Observations from BB reader in Lake Charles, LA

BB reader oberuhito in Lake Charles, Louisiana says:

Still no reports that the water has stopped rising in much of New Orleans, although I've heard things are draining outside of the "bowl"
on the West Bank, as well as around Algiers Point. Gov. Blanco said all refugees in N.O. shelters are definately going to be evacuated, and the Superdome will be evacuated within the next two days. That's at least 20,000 people, with pretty wild estimates ranging from 30,000 to 60,000. Nobody's officially said it, but after failing to patch the breached levee once and losing more water pumps, that's a terrible sign – they may be preparing to abandon the entire city, at least for several weeks.

The word I've been hearing on ideas and plans to patch the levees:
choppers dropping huge concrete barriers into the breach, then topping them with 50 2,000-to-3,000 pound sandbags; weighted cargo containers dropped into the breach; and, I'm assuming the last idea, sinking one of those big barges up against the levee wall.
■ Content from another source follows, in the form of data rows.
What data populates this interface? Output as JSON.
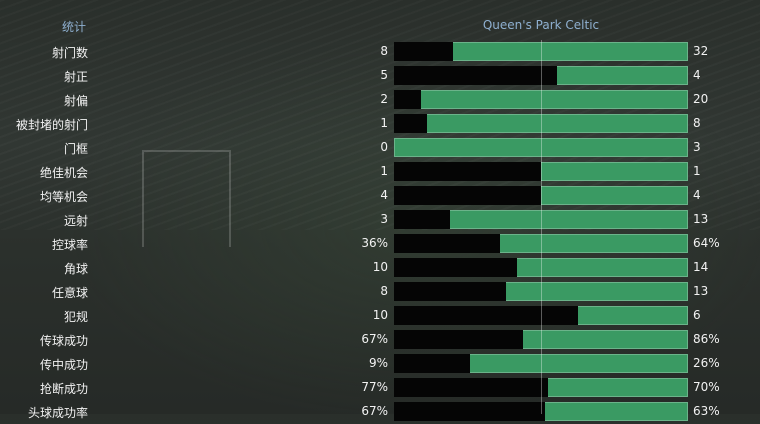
{
  "header": {
    "stats_label": "统计",
    "teams_label": "Queen's Park  Celtic"
  },
  "stats": [
    {
      "label": "射门数",
      "home": "8",
      "away": "32",
      "home_frac": 0.2
    },
    {
      "label": "射正",
      "home": "5",
      "away": "4",
      "home_frac": 0.556
    },
    {
      "label": "射偏",
      "home": "2",
      "away": "20",
      "home_frac": 0.091
    },
    {
      "label": "被封堵的射门",
      "home": "1",
      "away": "8",
      "home_frac": 0.111
    },
    {
      "label": "门框",
      "home": "0",
      "away": "3",
      "home_frac": 0.0
    },
    {
      "label": "绝佳机会",
      "home": "1",
      "away": "1",
      "home_frac": 0.5
    },
    {
      "label": "均等机会",
      "home": "4",
      "away": "4",
      "home_frac": 0.5
    },
    {
      "label": "远射",
      "home": "3",
      "away": "13",
      "home_frac": 0.19
    },
    {
      "label": "控球率",
      "home": "36%",
      "away": "64%",
      "home_frac": 0.36
    },
    {
      "label": "角球",
      "home": "10",
      "away": "14",
      "home_frac": 0.417
    },
    {
      "label": "任意球",
      "home": "8",
      "away": "13",
      "home_frac": 0.381
    },
    {
      "label": "犯规",
      "home": "10",
      "away": "6",
      "home_frac": 0.625
    },
    {
      "label": "传球成功",
      "home": "67%",
      "away": "86%",
      "home_frac": 0.438
    },
    {
      "label": "传中成功",
      "home": "9%",
      "away": "26%",
      "home_frac": 0.26
    },
    {
      "label": "抢断成功",
      "home": "77%",
      "away": "70%",
      "home_frac": 0.524
    },
    {
      "label": "头球成功率",
      "home": "67%",
      "away": "63%",
      "home_frac": 0.515
    }
  ]
}
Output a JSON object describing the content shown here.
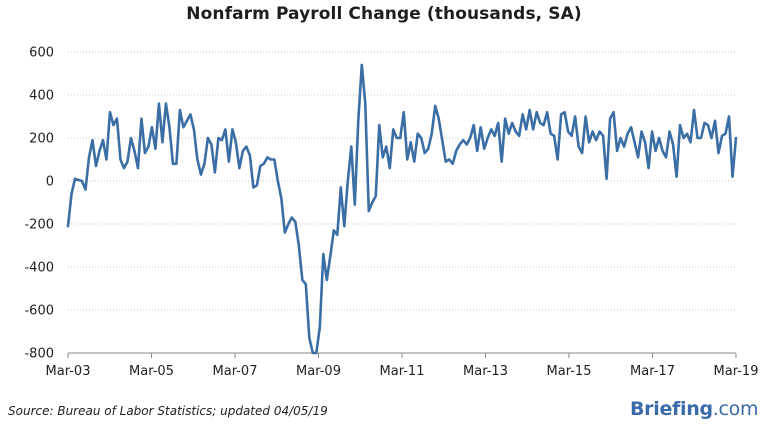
{
  "chart_data": {
    "type": "line",
    "title": "Nonfarm Payroll Change (thousands, SA)",
    "xlabel": "",
    "ylabel": "",
    "x_tick_labels": [
      "Mar-03",
      "Mar-05",
      "Mar-07",
      "Mar-09",
      "Mar-11",
      "Mar-13",
      "Mar-15",
      "Mar-17",
      "Mar-19"
    ],
    "y_tick_labels": [
      "600",
      "400",
      "200",
      "0",
      "-200",
      "-400",
      "-600",
      "-800"
    ],
    "ylim": [
      -800,
      600
    ],
    "x_range": [
      "Mar-03",
      "Mar-19"
    ],
    "grid": "horizontal dotted",
    "line_color": "#3a6ea5",
    "series": [
      {
        "x_start": "Mar-03",
        "frequency": "monthly",
        "values": [
          -210,
          -60,
          10,
          5,
          0,
          -40,
          110,
          190,
          70,
          140,
          190,
          100,
          320,
          260,
          290,
          100,
          60,
          90,
          200,
          140,
          60,
          290,
          130,
          160,
          250,
          150,
          360,
          180,
          360,
          250,
          80,
          80,
          330,
          250,
          280,
          310,
          240,
          100,
          30,
          80,
          200,
          170,
          40,
          200,
          190,
          240,
          90,
          240,
          180,
          60,
          140,
          160,
          120,
          -30,
          -20,
          70,
          80,
          110,
          100,
          100,
          0,
          -80,
          -240,
          -200,
          -170,
          -190,
          -300,
          -460,
          -480,
          -730,
          -800,
          -800,
          -680,
          -340,
          -460,
          -350,
          -230,
          -250,
          -30,
          -210,
          0,
          160,
          -110,
          280,
          540,
          360,
          -140,
          -100,
          -70,
          260,
          110,
          160,
          60,
          240,
          200,
          200,
          320,
          100,
          180,
          90,
          220,
          200,
          130,
          150,
          220,
          350,
          290,
          190,
          90,
          100,
          80,
          140,
          170,
          190,
          170,
          200,
          260,
          140,
          250,
          150,
          200,
          240,
          210,
          270,
          90,
          290,
          220,
          270,
          230,
          210,
          310,
          240,
          330,
          240,
          320,
          270,
          260,
          320,
          220,
          210,
          100,
          310,
          320,
          230,
          210,
          300,
          160,
          130,
          300,
          180,
          230,
          190,
          230,
          210,
          10,
          290,
          320,
          140,
          200,
          160,
          220,
          250,
          180,
          110,
          230,
          180,
          60,
          230,
          140,
          200,
          140,
          110,
          230,
          170,
          20,
          260,
          200,
          220,
          180,
          330,
          200,
          200,
          270,
          260,
          200,
          280,
          130,
          210,
          220,
          300,
          20,
          200
        ]
      }
    ],
    "source_note": "Source: Bureau of Labor Statistics; updated 04/05/19",
    "brand_name": "Briefing",
    "brand_tld": ".com"
  }
}
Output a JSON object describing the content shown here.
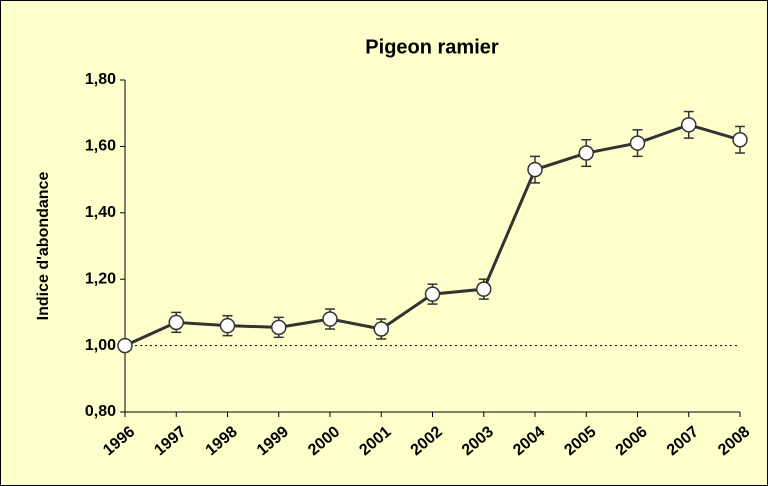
{
  "chart_data": {
    "type": "line",
    "title": "Pigeon ramier",
    "y_label": "Indice d'abondance",
    "categories": [
      "1996",
      "1997",
      "1998",
      "1999",
      "2000",
      "2001",
      "2002",
      "2003",
      "2004",
      "2005",
      "2006",
      "2007",
      "2008"
    ],
    "series": [
      {
        "name": "Pigeon ramier",
        "color": "#333333",
        "values": [
          1.0,
          1.07,
          1.06,
          1.055,
          1.08,
          1.05,
          1.155,
          1.17,
          1.53,
          1.58,
          1.61,
          1.665,
          1.62
        ],
        "errors": [
          0,
          0.03,
          0.03,
          0.03,
          0.03,
          0.03,
          0.03,
          0.03,
          0.04,
          0.04,
          0.04,
          0.04,
          0.04
        ]
      }
    ],
    "ylim": [
      0.8,
      1.8
    ],
    "yticks": [
      {
        "value": 0.8,
        "label": "0,80"
      },
      {
        "value": 1.0,
        "label": "1,00"
      },
      {
        "value": 1.2,
        "label": "1,20"
      },
      {
        "value": 1.4,
        "label": "1,40"
      },
      {
        "value": 1.6,
        "label": "1,60"
      },
      {
        "value": 1.8,
        "label": "1,80"
      }
    ],
    "reference_line": 1.0,
    "background": "#ffffcc"
  }
}
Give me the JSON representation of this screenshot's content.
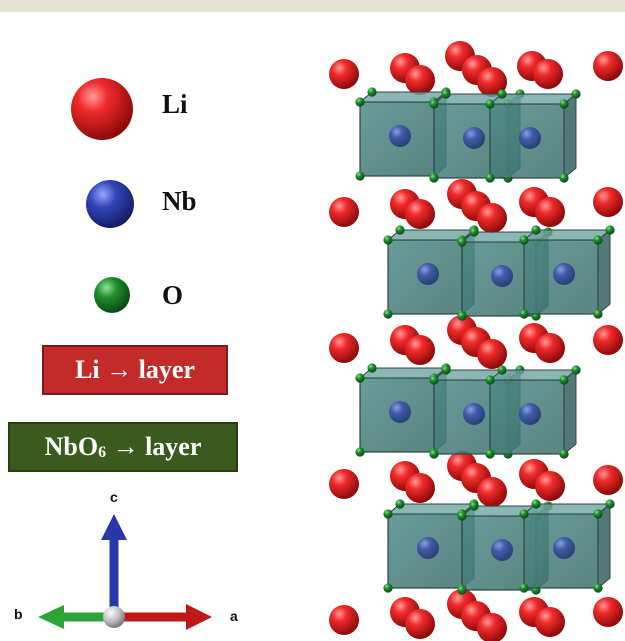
{
  "legend": [
    {
      "label": "Li",
      "color": "#d81e1e"
    },
    {
      "label": "Nb",
      "color": "#2c3a9e"
    },
    {
      "label": "O",
      "color": "#1f7a2a"
    }
  ],
  "layer_boxes": {
    "li_layer": "Li → layer",
    "nbo6_layer_prefix": "NbO",
    "nbo6_layer_sub": "6",
    "nbo6_layer_suffix": " → layer"
  },
  "axes": {
    "c": "c",
    "b": "b",
    "a": "a"
  }
}
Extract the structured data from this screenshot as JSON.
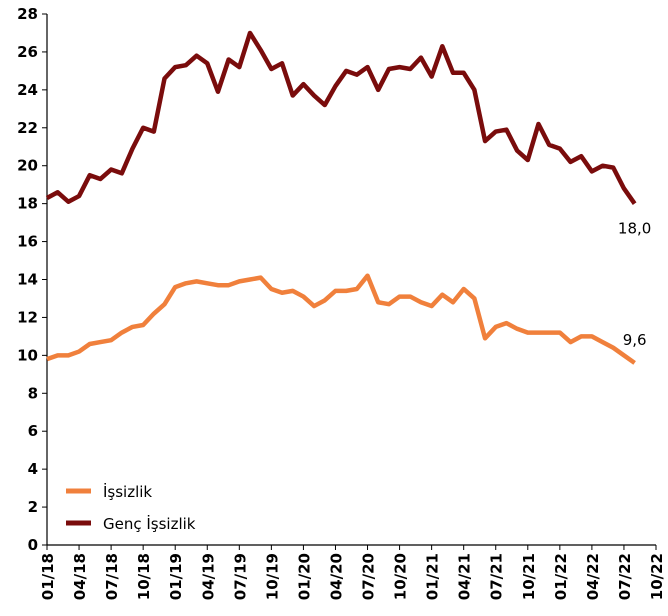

Tulane Univ. Hospital is evacuating by air, using 20 helicopters from their parent company and lifting one or two patients with some staff each trip and carrying them to triage centers outside of the city.

Several hundred patients and staff remain in the hospital at last word; the water's much faster rise, somewhere between 2-to-4 feet per hour, has knocked out their fixed generators, and they're running essential equipment on portable generators.

Here in Lake Charles, our main shelter is full at between 1,700-to-2,000 evacuees. 400 are on their way from Houston after being booted from hotels, either for lack of money or – unconfirmed, but overheard – to make room for people with reservations. A lot of plans, from before the storm hit but after the evacuation orders were made, called for gradually moving evacuees closer to New Orleans as time passed. However, many of our evacuees here aren't just looking for shelter – they're asking for jobs. Those mostly lived paycheck-to-paycheck, and with N.O. gone, there's no more paychecks.

These people may never go back, no matter what's done to rebuild.